Food and Drink at Bakken
Dining is an important component of the Bakken experience. The park offers 26 different eateries, ranging from gourmet meals in posh settings to more casual fare. Bakkens Perle is the park’s signature restaurant and offers both sumptuous buffets and a la carte dishes. Among the more upscale restaurants is Hos Varnaes, which is themed as a bank director’s house. Among its offerings is a four-course dinner party. With a farmhouse ambiance, Bondestuen also offers both buffet meals and an a la carte menu.
For a more laid-back meal, Bakkens Grill and Bofhus serves barbecue fare in an American saloon setting. At Caesar’s Palace, Italian dishes are the specialty. Burgers, Belgian waffles, and ice cream are on the menu at the Elverdybet cafe. Bakken has several stands and carts offering everything from churros and licorice to fish and chips and pizza.
There are ten bars and pubs on the grounds, including The Cave, which offers 19 beers on tap along with a large selection of specialty brews. The London Pub serves its patrons in a double-decker bus facsimile. Opened in 1928, The Sausage Inn specializes in beer and (as you might suspect) sausages.

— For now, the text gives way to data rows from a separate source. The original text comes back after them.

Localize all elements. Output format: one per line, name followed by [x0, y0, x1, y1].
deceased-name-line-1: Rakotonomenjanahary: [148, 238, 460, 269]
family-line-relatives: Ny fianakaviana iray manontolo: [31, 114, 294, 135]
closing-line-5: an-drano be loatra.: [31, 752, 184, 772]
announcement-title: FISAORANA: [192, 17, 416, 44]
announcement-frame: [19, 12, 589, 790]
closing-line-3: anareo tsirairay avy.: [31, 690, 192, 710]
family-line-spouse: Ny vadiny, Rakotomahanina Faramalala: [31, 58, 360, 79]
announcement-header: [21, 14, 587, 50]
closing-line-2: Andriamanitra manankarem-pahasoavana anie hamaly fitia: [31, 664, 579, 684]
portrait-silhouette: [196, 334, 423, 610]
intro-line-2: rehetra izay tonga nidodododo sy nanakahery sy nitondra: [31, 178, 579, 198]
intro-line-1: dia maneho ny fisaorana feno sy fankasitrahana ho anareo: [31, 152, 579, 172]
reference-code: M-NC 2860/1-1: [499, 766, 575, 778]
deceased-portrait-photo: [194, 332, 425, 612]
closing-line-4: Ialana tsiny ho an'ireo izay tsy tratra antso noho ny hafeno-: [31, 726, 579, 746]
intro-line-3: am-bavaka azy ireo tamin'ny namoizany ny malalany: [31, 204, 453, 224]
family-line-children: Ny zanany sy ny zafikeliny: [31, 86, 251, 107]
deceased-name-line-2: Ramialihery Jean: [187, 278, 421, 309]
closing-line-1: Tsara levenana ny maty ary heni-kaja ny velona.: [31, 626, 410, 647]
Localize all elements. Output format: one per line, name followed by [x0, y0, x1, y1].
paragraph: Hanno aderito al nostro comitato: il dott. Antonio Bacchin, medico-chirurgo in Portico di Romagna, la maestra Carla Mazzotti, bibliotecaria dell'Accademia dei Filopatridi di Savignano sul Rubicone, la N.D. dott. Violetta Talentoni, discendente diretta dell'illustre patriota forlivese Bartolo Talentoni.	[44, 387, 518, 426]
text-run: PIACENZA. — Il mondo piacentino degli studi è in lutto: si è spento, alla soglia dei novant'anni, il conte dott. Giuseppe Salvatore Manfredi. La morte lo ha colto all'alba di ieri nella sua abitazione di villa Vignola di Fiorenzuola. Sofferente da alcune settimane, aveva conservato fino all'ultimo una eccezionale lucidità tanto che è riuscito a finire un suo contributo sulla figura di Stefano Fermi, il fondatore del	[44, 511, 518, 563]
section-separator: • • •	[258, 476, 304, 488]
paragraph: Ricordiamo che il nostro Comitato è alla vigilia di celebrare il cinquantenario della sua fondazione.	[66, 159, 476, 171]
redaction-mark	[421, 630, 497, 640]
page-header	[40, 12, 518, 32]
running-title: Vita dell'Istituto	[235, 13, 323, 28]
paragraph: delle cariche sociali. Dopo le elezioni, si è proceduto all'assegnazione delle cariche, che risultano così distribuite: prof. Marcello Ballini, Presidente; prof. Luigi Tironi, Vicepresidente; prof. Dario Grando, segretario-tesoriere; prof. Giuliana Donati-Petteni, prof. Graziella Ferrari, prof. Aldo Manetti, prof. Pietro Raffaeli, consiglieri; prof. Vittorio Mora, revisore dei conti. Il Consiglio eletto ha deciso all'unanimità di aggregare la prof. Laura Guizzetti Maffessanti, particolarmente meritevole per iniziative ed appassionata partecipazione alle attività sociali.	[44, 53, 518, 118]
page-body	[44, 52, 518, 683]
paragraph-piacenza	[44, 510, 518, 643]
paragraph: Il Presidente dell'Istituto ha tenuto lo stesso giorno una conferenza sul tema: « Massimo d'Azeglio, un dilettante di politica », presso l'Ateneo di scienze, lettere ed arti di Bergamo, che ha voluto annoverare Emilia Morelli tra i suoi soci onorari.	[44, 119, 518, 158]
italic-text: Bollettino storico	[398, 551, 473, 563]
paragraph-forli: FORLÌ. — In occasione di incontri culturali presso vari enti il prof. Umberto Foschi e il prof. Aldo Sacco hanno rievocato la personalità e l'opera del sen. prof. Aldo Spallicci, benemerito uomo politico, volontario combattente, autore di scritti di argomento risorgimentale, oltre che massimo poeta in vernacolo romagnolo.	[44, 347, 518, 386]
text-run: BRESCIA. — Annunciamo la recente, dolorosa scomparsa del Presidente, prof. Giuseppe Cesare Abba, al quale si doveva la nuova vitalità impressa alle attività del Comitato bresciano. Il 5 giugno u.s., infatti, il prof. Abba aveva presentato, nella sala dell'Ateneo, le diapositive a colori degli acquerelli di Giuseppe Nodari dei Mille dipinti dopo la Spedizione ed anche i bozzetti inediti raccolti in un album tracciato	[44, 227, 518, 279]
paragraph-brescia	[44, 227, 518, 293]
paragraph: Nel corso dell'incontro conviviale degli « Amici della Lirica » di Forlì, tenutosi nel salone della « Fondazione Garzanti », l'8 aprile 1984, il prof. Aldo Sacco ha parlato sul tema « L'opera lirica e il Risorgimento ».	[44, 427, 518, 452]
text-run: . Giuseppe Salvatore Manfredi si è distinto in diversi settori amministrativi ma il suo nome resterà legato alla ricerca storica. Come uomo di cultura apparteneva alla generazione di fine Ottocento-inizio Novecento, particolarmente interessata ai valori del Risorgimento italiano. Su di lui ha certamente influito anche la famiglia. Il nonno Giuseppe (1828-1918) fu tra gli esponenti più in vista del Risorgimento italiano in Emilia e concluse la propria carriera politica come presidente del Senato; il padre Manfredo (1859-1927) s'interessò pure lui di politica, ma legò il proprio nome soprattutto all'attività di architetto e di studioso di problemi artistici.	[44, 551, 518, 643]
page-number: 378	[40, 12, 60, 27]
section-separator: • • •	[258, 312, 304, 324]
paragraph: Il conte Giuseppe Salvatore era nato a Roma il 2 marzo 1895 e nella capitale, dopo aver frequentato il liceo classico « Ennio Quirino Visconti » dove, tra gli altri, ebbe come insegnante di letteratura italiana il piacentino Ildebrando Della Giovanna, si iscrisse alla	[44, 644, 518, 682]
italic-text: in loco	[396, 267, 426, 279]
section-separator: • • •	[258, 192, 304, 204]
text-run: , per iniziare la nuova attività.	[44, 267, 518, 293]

Getting to and Visiting Bakken
Bakken is located about 7.5 miles from Copenhagen. It is a pleasant bicycle drive from the city, and the park has many bike racks available.
The Klampenborg train station is a short walk from the park. Check the schedule for S-train line C to and from Copenhagen, Malmo, and Elsinore. The Øresund train also stops at the station in Klampenborg. Bus service is also available—exit at Klampenborg St. (Dyrehavevej). Bakken has a large parking lot for those who choose to drive. The parking fee is 80 Danish kroner (around $13).
There is no admission fee to enter Bakken. Visitors can purchase individual tickets to board the rides. Or pay-one-price wristbands, which allow unlimited rides, are available. A lower-priced “Miniturband” is also available for children under 4' that provides access to the park’s 11 kiddie rides. The park offers Humørkort cards pre-loaded with points that can be redeemed for the park’s rides and games. Season passes are also available.
Tips for Your Bakken Visit
- Consider going to the park on a Wednesday. Bakken offers reduced-price ride tickets on “PierrotWednesday” when purchased using cash.
- Get wristbands in advance and save money and time. Wristbands, which allow visitors unlimited rides, are for sale at the park. But Bakken charges a lower rate for wristbands purchased online up to six days before use. You can save even more if you purchase the bands seven or more days before your visit.
- Go on a bar crawl. Save some money and sample specialty beers at Bakken’s ten bars and pubs by purchasing an Oltour tasting pass.
- Bask in the glow. Be sure to stay after the sun goes down. Danish sunsets (which occur late in the day during the summer) can be beautiful. And the illuminated park is stunning at night.